Why is the bending of waves related to wavelength?

[triac]

Why is the "bending" of waves related to wavelength?

Hi!
As stated in the title, my question concerns the "bending" of waves. (I'm quite sure that "bending" is not the proper term, so if you know the correct one, please tell me.)
Let's say that we investigate waves in a ripple tank. We create a plane wave and put a blockage, parallell to the wavefront, with a small slit in it. If the slit is small enough, we will get almost circular waves on the other side of the blockage, but if the slit is large, the wave on the other side will not be as much bent. This seems natural to me, but I don't understand how it is related to wavelength. My questions are:

1. In our physics textbook, there was an inequality for "bending" of waves in an experiment like the one described above: D\leq\lambda, where D is the width of the slit and lambda is the wavelength. What do they mean by this? The bending of the waves gets less and less, the wider the slit is, but it never disappears. How then, can you give such a condition for "bending".
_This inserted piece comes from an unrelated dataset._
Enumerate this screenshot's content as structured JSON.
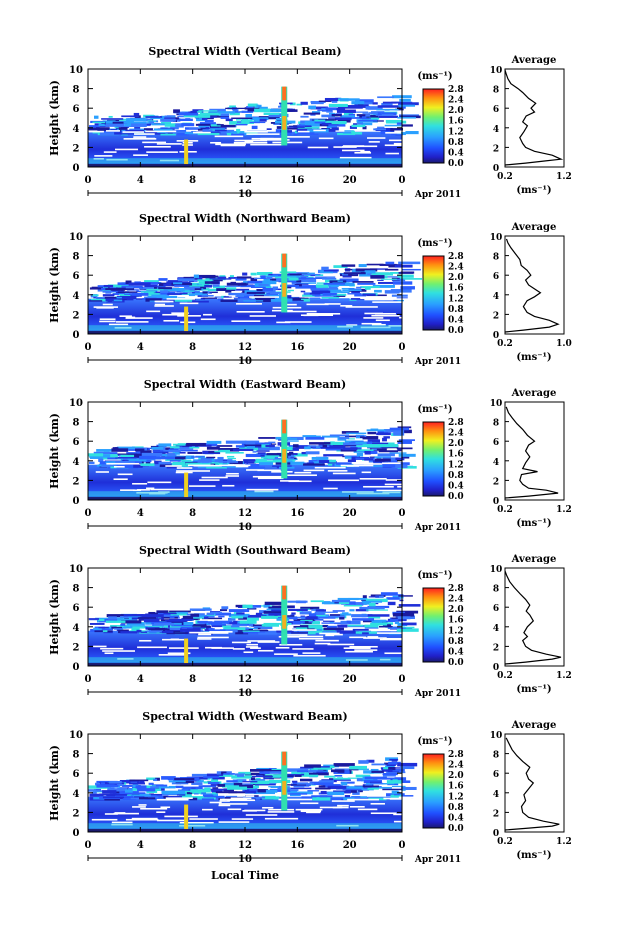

2. Why does the wavelength affect the "bending" of the waves?

Thanks in advance!

 

[Claude Bile]

1. The condition you describe is where you get the diffracted wave propagating through 180 degrees; it only occurs when the width of the slit is comparable to (or less than) the wavelength/2. At wider slit widths, "bending" still occurs, just not through the whole 180 degrees.

2. It is due to the invariance of scale, which basically says that if you halve the wavelength and halve the aperture size, the wave diffracts in exactly the same way. If you halve the wavelength without halving the aperture size, this is equivalent to doubling the aperture size without changing the wavelength. To summarise, the wavelength matters, because the diffraction you get depends on the ratio of the wavelength to the aperture size, not just the wavelength.

Claude.

 

[Andy Resnick]

As Claude states, you are talking about *diffraction*. The origin of diffraction is truncating a wavefront. Perhaps you have seen Huyghens' principle: each point on a wavefront can be considered a source point, which will radiate in all directions.
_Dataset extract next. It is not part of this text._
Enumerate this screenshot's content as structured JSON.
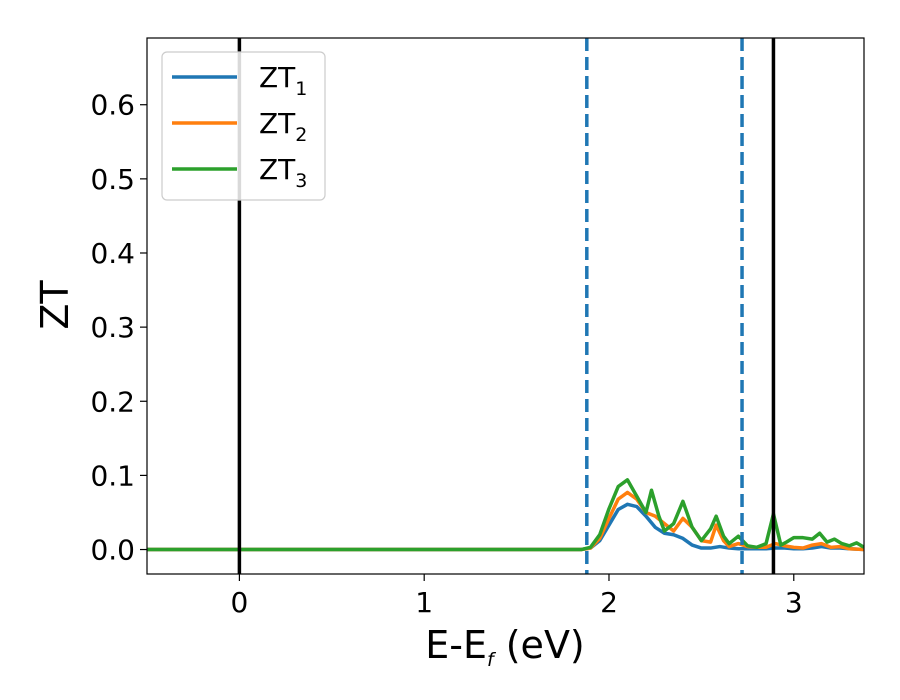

So, how to construct a flat wavefront? That occurs when all the different source points interfere in such a way that the total wavefront is a flat surface, and this can only occur if the wavefront is infinitely large (or, the original point source is infinitely far away). So, by truncating the flat wavefront (by passing through an aperture, for example), the small piece of wavefront diffracts outward ('spreads', 'curves', 'bends'..), and the rate at which it diffracts is related to the ratio of the wavelength and size of aperture. Even if the aperture is much larger than a wavelength, if the wavefront is not a complete sphere, there will be diffraction.

One small note of caution: surface waves, in a ripple tank, are significantly different that electromagnetic waves- both are waves, but that's the only real similarity.